Thursday, August 9, 2007

bogotá, collegio gavilanes

The school is less formally-minded than other Giancarlo Mazzanti projects and, as such, it provides perhaps the most concise example of his modular design strategies. The small campus is elegant in its simplicity and organizational clarity. Conceived as a chain of modules to be snaked and shifted into various contexts, the string is tethered by a library/auditorium at one end and a kindergarten at the other. From one of these two singular structures to the other, the chain of one and two-story classroom modules enfolds a central common space (center image) like a necklace. Upper lab rooms, wrapped in stone and ribboned with colorful glass, float above the cloister’s plastic continuity (left and center images). Distances among the modules remain constant but the architects reserve a modest degree of freedom in determining the connective ground story’s final configuration. This reservation allows them to fine-tune the space within and its relationship to the neighborhood without.

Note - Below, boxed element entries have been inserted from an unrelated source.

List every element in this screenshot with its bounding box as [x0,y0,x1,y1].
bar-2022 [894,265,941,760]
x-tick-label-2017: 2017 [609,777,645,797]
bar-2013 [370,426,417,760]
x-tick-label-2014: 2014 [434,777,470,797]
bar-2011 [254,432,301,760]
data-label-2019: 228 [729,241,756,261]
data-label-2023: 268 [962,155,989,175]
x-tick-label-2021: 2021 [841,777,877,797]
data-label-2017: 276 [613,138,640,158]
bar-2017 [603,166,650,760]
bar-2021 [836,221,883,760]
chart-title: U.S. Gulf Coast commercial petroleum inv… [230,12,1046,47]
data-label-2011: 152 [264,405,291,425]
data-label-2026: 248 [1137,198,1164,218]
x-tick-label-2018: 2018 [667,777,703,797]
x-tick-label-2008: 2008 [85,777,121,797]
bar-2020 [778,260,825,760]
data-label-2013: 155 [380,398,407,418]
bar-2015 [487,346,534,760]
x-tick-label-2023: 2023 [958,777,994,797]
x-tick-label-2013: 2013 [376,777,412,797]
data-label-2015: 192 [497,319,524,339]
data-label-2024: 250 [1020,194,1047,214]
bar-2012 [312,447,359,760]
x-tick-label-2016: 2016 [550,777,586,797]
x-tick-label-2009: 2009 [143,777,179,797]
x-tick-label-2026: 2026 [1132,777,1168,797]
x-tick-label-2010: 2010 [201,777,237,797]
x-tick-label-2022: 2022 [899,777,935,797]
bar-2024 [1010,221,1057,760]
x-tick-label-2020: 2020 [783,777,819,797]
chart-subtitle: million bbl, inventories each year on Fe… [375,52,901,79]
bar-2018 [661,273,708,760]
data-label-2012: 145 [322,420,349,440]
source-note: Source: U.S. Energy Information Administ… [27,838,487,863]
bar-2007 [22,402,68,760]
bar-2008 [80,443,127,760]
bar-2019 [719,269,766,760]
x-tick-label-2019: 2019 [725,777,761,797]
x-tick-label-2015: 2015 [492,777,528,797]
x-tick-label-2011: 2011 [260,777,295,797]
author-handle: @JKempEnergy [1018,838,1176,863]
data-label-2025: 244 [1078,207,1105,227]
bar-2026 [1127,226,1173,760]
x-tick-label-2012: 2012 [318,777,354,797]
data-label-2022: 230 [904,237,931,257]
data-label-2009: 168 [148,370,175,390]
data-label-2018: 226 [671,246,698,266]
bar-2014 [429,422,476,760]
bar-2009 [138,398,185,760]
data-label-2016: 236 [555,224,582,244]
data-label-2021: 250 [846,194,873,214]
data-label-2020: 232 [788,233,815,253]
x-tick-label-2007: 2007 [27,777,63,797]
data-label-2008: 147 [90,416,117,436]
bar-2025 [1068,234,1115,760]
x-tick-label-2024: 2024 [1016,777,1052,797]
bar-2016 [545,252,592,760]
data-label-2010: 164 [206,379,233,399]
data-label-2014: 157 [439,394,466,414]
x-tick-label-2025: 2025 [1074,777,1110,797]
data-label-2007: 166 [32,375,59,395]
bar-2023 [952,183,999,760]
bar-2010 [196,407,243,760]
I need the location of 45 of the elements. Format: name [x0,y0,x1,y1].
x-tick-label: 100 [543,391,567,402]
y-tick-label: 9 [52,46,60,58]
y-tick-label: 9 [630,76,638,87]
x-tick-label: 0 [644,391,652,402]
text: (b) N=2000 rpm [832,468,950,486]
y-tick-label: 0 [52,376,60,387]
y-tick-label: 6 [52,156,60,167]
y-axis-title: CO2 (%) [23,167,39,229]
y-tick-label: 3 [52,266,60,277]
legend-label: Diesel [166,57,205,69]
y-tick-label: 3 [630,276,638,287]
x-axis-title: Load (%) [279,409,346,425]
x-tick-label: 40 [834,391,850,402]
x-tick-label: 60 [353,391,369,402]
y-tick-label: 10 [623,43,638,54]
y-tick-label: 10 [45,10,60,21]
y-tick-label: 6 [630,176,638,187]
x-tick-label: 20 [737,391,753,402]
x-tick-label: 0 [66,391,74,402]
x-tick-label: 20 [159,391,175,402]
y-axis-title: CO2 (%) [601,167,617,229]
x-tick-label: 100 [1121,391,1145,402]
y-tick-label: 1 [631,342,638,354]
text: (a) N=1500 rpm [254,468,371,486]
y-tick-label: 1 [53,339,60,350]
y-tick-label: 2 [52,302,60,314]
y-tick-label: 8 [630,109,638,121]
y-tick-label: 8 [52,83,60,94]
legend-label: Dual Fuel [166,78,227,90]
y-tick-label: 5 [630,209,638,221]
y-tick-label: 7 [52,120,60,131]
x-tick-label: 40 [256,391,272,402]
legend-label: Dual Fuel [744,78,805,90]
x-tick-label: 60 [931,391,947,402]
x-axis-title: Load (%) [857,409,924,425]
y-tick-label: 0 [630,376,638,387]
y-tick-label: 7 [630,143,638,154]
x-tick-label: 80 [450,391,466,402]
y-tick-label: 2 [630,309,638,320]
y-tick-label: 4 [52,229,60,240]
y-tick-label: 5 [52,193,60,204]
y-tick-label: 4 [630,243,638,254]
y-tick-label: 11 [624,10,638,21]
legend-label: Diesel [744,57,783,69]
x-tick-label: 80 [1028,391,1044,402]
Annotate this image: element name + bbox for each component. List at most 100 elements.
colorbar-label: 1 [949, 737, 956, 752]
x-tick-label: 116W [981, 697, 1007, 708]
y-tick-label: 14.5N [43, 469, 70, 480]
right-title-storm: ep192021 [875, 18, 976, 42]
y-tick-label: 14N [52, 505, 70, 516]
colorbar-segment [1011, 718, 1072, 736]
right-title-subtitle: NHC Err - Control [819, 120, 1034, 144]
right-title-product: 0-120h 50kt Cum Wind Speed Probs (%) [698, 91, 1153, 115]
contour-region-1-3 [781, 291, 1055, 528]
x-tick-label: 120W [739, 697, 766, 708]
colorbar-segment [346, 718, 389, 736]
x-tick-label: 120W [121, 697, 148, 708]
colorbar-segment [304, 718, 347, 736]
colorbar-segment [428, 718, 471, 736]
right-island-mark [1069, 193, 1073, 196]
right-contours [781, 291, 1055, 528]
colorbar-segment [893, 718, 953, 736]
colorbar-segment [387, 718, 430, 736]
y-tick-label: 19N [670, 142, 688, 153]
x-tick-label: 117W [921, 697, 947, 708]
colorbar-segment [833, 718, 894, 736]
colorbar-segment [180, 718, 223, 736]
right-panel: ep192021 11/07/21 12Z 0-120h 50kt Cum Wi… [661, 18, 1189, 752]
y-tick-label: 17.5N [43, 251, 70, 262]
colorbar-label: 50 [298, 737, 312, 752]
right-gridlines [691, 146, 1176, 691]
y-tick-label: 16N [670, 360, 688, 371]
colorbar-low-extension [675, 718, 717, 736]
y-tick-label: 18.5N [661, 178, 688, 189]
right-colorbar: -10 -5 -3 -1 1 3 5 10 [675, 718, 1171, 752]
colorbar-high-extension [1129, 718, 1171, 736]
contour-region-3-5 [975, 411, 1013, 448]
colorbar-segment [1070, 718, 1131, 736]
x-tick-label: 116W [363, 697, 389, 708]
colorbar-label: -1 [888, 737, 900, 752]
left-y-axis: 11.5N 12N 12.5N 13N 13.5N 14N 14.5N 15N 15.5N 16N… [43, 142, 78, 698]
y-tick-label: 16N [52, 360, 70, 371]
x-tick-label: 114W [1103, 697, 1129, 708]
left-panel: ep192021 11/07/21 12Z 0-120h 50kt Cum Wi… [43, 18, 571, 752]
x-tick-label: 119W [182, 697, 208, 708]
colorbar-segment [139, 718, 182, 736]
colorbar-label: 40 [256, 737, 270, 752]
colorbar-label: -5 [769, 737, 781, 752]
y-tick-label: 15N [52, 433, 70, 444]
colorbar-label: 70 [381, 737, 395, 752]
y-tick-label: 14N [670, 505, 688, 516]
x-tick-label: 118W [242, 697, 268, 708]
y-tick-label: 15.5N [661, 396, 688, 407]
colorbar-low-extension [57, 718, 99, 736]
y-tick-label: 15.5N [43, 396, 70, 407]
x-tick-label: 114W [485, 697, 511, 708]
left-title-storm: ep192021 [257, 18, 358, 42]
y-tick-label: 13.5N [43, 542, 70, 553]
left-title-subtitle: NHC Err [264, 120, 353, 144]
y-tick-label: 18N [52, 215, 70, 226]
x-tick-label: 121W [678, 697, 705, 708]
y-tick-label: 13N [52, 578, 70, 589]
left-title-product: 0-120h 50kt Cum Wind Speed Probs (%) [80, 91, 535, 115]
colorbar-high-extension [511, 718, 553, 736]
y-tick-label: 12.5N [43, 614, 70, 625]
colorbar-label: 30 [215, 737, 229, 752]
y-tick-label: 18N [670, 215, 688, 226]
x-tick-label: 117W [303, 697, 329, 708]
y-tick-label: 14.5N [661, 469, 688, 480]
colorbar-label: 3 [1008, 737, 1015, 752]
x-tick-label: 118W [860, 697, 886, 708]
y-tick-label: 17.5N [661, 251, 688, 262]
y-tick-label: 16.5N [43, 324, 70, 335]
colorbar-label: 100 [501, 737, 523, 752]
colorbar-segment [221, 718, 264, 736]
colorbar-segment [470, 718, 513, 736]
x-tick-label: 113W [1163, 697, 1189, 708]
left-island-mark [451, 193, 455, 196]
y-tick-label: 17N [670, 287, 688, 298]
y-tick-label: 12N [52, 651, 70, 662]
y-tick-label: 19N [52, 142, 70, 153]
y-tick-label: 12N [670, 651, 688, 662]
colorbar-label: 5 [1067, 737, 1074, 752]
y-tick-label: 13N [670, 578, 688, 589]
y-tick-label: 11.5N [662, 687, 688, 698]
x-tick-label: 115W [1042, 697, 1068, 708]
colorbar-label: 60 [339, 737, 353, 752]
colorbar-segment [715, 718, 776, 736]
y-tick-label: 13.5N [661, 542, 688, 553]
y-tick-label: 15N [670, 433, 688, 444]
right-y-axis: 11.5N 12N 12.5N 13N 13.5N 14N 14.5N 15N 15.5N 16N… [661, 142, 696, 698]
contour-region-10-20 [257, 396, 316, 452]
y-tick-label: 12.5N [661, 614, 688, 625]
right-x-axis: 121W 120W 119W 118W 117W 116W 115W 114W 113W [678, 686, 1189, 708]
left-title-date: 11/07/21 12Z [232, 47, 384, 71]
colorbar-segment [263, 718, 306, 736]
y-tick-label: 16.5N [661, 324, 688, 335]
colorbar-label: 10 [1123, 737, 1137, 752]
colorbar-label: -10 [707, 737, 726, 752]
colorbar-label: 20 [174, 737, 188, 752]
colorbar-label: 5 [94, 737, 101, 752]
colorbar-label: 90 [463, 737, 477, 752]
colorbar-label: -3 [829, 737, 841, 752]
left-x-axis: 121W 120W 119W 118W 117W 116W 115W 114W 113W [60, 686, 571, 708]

It is essential to see this neighborhood (visible in the center and right images) in order to understand the project. While not the poorest of Bogotá’s barrios, poverty is omnipresent in its ramshackle assortment of mortared clay and unpaved roads. Workers were installing utility systems and erecting housing projects to the east and north when I visited. Construction of Collegio Gavilanes is almost complete (note the paint-spattered gentleman putting finishing touches on the ball court at center) and it will be interesting to see how town and gown interact as the project matures.